An alternative approach would be to implement a process we have previously called “Decanting”, whereby you create an ETL job to re-transact the current DB into a new DB while filtering out the datoms you do not wish to be present. You can do this by using the transaction log to “replay” transactions into a new system. Effectively pouring the existing DB into a new DB. Required by this approach, is a need to maintain a mapping of entity relationships so that history is preserved in the new system. You would also likely need downtime to perform the final switchover and depending on the size of your DB it may be a poor fit performance wise.

If you decide that both of these approaches are not worth the operational overhead, I’d be happy to take a closer look at the situation in a support case. (or you can e-mail support@cognitect.com) Perhaps we can address any issues these unintentional Datoms are causing by performance tuning or schema alterations etc.

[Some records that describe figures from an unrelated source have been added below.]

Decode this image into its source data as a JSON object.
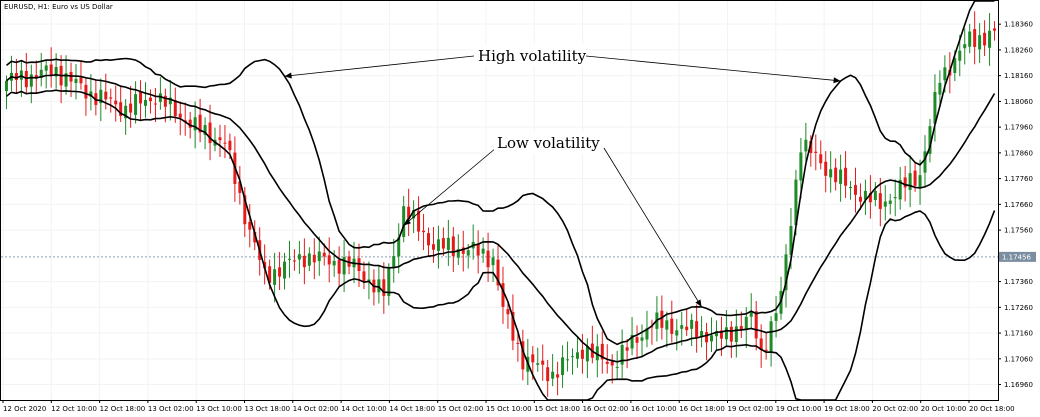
{
  "header": {
    "symbol_title": "EURUSD, H1:  Euro vs US Dollar"
  },
  "colors": {
    "up": "#1e8a28",
    "down": "#e41b1b",
    "band": "#000000",
    "price_line": "#8aa0b4",
    "price_badge": "#7a8ea0"
  },
  "chart_data": {
    "type": "candlestick",
    "title": "",
    "xlabel": "",
    "ylabel": "",
    "ylim": [
      1.169,
      1.1845
    ],
    "yticks": [
      1.1836,
      1.1826,
      1.1816,
      1.1806,
      1.1796,
      1.1786,
      1.1776,
      1.1766,
      1.1756,
      1.1736,
      1.1726,
      1.1716,
      1.1706,
      1.1696
    ],
    "current_price": 1.17456,
    "current_price_label": "1.17456",
    "x_labels": [
      "12 Oct 2020",
      "12 Oct 10:00",
      "12 Oct 18:00",
      "13 Oct 02:00",
      "13 Oct 10:00",
      "13 Oct 18:00",
      "14 Oct 02:00",
      "14 Oct 10:00",
      "14 Oct 18:00",
      "15 Oct 02:00",
      "15 Oct 10:00",
      "15 Oct 18:00",
      "16 Oct 02:00",
      "16 Oct 10:00",
      "16 Oct 18:00",
      "19 Oct 02:00",
      "19 Oct 10:00",
      "19 Oct 18:00",
      "20 Oct 02:00",
      "20 Oct 10:00",
      "20 Oct 18:00"
    ],
    "close_anchors": [
      [
        0,
        1.1814
      ],
      [
        10,
        1.1818
      ],
      [
        16,
        1.181
      ],
      [
        24,
        1.1803
      ],
      [
        30,
        1.1808
      ],
      [
        38,
        1.1796
      ],
      [
        44,
        1.179
      ],
      [
        48,
        1.1762
      ],
      [
        52,
        1.1738
      ],
      [
        60,
        1.1746
      ],
      [
        70,
        1.1742
      ],
      [
        76,
        1.1731
      ],
      [
        80,
        1.1764
      ],
      [
        86,
        1.175
      ],
      [
        94,
        1.1748
      ],
      [
        98,
        1.1745
      ],
      [
        100,
        1.1725
      ],
      [
        104,
        1.1706
      ],
      [
        110,
        1.17
      ],
      [
        116,
        1.171
      ],
      [
        122,
        1.1704
      ],
      [
        130,
        1.172
      ],
      [
        136,
        1.1718
      ],
      [
        144,
        1.1714
      ],
      [
        150,
        1.1722
      ],
      [
        152,
        1.1708
      ],
      [
        156,
        1.173
      ],
      [
        160,
        1.179
      ],
      [
        164,
        1.1782
      ],
      [
        170,
        1.1772
      ],
      [
        176,
        1.1766
      ],
      [
        184,
        1.1778
      ],
      [
        188,
        1.1815
      ],
      [
        194,
        1.183
      ],
      [
        199,
        1.1832
      ]
    ],
    "annotations": [
      {
        "text": "High volatility"
      },
      {
        "text": "Low volatility"
      }
    ],
    "bands": [
      "upper",
      "middle",
      "lower"
    ]
  }
}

I think it’s potentially a lot of datoms. Possibly the majority of the 1.6 billion datoms currently in this database.

I’m attempting to count them all and was trying the following, I don’t know if this is correct or not:

(defn count-empty-txns
  [url & {:keys [batch-size stop-after] :or {batch-size 1000}}]
  (let [conn (d/connect url)
        log (d/log conn)
        db (d/db conn)
        total (volatile! 0)]
    (loop [tx-log (filter #(every? #{:db/txInstant :transactionData/requestId}
                                   (map (fn [datom] (d/ident db (:a datom))) (:data %)))
                          (d/tx-range log nil nil))]
      (let [batch (take batch-size tx-log)]
        (vswap! total + (count batch))
        (prn @total)
        (when (or (nil? stop-after) (< @total stop-after))
          (recur (rest tx-log)))))
    @total))

(This got to around 500M datoms before I killed it, which seems like it was not counting correctly)

I believe the act of transacting empty datoms was leading to problems (namely with indexing in Datomic running too frequently than it should be). So, the issue this is really causing is just storage utilization, which is not so much that it’s worrying me, but it is causing our backups to run long. We currently backup to S3, and every week “rotate” to a new object prefix, and have a bucket rule to delete older objects (this may not be a good idea – is there a better way to expire old backup values in S3?).

The “decanting” process sounds like it might be a good option, I might think that through more.